Homme immortel, admire les beautés de la nature,
et dis, dans la joie de ton cœur : – Tout est à moi ! –
Admire-les pendant qu’il est permis à tes yeux charmés
de les voir encore. Un jour viendra où elles ne
t’appartiendront plus.
( Byron, Lara.)

Voici bientôt l’homme face à face avec l’homme.
( M. S. J., Pensées diverses.)

Au premier coup de talon que donna la corvette en s’échouant sur le banc de sable, l’équipage poussa un grand cri d’étonnement.

Au second coup, on fit silence.

Au troisième, on ne cria pas, mais un sourd gémissement s’échappa de toutes les poitrines. Il y avait pourtant encore de l’espoir, dans ce long soupir.

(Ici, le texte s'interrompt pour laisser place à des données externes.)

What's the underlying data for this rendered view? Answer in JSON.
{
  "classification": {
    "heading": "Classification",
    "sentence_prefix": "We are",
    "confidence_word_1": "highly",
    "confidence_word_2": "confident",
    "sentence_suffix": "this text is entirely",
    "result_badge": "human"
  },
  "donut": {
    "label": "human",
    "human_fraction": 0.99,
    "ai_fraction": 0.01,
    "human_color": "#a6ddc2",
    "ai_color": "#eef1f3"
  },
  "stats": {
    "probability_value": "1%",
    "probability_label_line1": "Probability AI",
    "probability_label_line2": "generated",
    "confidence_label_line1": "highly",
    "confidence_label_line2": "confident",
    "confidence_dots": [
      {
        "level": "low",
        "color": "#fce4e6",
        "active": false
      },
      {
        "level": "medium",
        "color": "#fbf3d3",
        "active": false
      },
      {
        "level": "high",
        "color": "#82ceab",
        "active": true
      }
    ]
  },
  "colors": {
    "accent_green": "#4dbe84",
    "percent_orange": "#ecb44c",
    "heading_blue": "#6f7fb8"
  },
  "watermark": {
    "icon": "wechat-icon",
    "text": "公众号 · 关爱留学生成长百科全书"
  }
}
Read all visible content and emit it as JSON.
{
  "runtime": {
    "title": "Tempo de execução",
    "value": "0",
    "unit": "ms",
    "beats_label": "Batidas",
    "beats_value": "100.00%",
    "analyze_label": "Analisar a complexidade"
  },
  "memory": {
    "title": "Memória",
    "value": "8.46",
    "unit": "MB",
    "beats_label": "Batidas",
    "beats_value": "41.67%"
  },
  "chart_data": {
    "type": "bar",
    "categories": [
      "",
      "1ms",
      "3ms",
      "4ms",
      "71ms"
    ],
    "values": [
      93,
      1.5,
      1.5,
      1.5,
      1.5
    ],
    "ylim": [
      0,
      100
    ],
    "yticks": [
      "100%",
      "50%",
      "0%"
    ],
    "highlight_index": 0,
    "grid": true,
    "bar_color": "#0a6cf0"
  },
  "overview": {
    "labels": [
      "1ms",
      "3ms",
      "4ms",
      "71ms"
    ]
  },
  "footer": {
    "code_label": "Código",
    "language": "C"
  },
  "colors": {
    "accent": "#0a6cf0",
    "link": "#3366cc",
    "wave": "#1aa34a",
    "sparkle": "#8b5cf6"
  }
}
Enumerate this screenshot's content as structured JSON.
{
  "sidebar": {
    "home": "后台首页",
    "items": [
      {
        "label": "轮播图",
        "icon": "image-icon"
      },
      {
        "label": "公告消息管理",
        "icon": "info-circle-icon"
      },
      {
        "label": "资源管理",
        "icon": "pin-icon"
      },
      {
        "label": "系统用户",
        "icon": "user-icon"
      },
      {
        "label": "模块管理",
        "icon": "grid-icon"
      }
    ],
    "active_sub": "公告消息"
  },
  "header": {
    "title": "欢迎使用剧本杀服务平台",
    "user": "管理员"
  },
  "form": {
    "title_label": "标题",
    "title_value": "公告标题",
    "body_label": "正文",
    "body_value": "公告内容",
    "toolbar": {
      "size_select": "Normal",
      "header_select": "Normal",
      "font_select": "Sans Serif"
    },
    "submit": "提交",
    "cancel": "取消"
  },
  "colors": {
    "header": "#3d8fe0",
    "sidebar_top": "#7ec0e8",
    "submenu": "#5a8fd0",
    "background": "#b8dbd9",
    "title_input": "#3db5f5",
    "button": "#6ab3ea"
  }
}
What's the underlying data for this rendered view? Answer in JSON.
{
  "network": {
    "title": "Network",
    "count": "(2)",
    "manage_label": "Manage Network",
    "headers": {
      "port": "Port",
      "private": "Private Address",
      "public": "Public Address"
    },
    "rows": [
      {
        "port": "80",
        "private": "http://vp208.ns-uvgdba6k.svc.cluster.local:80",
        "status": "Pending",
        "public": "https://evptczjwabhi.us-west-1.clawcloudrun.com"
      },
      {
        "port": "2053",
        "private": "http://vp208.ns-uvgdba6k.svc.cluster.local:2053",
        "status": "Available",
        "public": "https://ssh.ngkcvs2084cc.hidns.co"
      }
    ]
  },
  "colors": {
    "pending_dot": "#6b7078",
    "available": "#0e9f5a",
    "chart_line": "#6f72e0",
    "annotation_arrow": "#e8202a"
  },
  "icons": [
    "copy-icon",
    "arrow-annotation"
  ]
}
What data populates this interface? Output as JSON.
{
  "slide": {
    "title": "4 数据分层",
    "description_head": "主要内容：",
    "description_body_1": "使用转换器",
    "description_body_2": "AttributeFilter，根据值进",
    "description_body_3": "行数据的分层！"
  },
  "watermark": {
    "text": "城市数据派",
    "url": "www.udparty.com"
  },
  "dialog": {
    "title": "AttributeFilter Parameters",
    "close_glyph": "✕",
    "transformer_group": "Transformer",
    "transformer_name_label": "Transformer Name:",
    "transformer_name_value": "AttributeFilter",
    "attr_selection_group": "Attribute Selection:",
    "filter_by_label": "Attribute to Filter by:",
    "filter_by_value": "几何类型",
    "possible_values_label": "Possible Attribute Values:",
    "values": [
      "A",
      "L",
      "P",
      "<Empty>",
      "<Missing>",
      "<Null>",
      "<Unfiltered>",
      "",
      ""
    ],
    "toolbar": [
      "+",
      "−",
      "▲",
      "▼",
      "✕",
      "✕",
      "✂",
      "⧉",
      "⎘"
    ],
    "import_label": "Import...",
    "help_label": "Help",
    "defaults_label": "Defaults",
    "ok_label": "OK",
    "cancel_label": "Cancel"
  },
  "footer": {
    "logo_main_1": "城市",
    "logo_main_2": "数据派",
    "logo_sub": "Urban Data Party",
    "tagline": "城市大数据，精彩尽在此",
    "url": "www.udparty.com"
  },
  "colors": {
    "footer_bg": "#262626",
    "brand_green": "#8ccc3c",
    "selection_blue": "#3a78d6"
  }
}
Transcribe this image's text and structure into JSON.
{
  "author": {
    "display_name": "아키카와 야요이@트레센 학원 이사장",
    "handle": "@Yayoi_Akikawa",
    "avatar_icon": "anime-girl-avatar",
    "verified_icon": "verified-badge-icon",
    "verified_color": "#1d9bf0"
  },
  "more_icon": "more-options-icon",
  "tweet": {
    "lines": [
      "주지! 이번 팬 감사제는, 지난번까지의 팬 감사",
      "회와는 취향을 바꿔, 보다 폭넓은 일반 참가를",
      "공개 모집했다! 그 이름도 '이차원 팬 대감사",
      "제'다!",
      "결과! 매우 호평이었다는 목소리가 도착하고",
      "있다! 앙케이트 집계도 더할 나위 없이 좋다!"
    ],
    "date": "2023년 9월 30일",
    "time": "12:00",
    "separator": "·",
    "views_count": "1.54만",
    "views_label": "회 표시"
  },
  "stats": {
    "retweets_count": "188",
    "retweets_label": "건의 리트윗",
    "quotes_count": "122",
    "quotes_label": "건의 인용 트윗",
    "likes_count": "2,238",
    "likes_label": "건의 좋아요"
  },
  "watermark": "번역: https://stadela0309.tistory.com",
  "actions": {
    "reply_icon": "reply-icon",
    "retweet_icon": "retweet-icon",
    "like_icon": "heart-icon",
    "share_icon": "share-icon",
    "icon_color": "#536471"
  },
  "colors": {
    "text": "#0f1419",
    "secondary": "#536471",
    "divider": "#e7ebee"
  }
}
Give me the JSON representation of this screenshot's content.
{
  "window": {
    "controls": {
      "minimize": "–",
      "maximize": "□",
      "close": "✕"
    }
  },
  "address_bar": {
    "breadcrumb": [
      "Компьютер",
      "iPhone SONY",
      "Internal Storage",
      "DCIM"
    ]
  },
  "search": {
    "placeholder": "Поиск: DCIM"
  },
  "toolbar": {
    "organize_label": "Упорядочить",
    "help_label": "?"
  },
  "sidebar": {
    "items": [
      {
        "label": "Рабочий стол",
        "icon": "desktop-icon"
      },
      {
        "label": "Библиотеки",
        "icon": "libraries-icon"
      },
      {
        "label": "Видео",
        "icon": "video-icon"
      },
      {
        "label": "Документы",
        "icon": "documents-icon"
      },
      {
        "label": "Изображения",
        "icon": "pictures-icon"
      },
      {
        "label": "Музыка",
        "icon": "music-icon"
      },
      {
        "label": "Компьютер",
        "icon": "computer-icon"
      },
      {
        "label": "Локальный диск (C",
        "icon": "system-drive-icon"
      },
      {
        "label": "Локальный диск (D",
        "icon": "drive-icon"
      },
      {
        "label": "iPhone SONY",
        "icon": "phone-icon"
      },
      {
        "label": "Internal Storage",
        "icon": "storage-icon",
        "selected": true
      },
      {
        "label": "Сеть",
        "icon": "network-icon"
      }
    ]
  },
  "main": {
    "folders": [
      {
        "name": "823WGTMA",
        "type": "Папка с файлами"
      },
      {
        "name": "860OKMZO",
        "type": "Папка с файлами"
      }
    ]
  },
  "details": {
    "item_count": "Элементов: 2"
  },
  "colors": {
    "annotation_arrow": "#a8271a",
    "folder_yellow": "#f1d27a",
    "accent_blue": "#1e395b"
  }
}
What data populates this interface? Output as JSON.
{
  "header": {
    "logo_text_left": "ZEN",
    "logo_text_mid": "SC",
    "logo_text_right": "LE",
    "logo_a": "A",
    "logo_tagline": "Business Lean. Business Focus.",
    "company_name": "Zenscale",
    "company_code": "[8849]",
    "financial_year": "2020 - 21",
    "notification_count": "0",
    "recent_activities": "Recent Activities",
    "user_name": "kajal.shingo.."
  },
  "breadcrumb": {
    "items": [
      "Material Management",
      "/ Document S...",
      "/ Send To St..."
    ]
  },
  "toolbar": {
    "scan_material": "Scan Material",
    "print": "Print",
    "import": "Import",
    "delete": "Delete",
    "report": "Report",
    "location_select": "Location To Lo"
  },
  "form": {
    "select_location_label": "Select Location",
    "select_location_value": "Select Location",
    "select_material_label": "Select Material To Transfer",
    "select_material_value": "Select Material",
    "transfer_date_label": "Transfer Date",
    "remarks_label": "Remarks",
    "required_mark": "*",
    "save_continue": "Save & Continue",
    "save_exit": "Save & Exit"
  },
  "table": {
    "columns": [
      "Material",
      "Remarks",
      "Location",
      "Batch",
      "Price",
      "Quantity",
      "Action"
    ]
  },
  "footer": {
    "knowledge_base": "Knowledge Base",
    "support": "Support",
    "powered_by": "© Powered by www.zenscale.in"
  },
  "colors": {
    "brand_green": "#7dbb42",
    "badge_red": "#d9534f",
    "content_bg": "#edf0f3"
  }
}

Mais au quatrième coup, quand la Salamandre, brusquement arrêtée au milieu de sa course, craqua dans sa membrure, désunie par les secousses profondes et sourdes qui faisaient osciller sa quille, comme le corps d’un énorme serpent qui se remue ; alors un seul cri, un cri déchirant, immense, retentit au dessus du bruit des lames qui grossissaient et venaient déferler sur les flancs de la corvette.

Et puis l’équipage se tut, car ce cri était celui de l’instinct vital qui avait prédominé un instant sur l’habitude et la volonté. Ce cri, poussé par l’homme et non par le marin, avait été la dernière expression d’une nature qui devait faire place à l’abnégation de soi, au dévouement et au sang-froid, au milieu des affreux périls que cet événement présageait.

L’équipage redevint donc calme et impassible ; le sifflet de maître La Joie retentit, et chacun se rendit à son poste, sans craindre et sans mépriser le danger. (p290/291)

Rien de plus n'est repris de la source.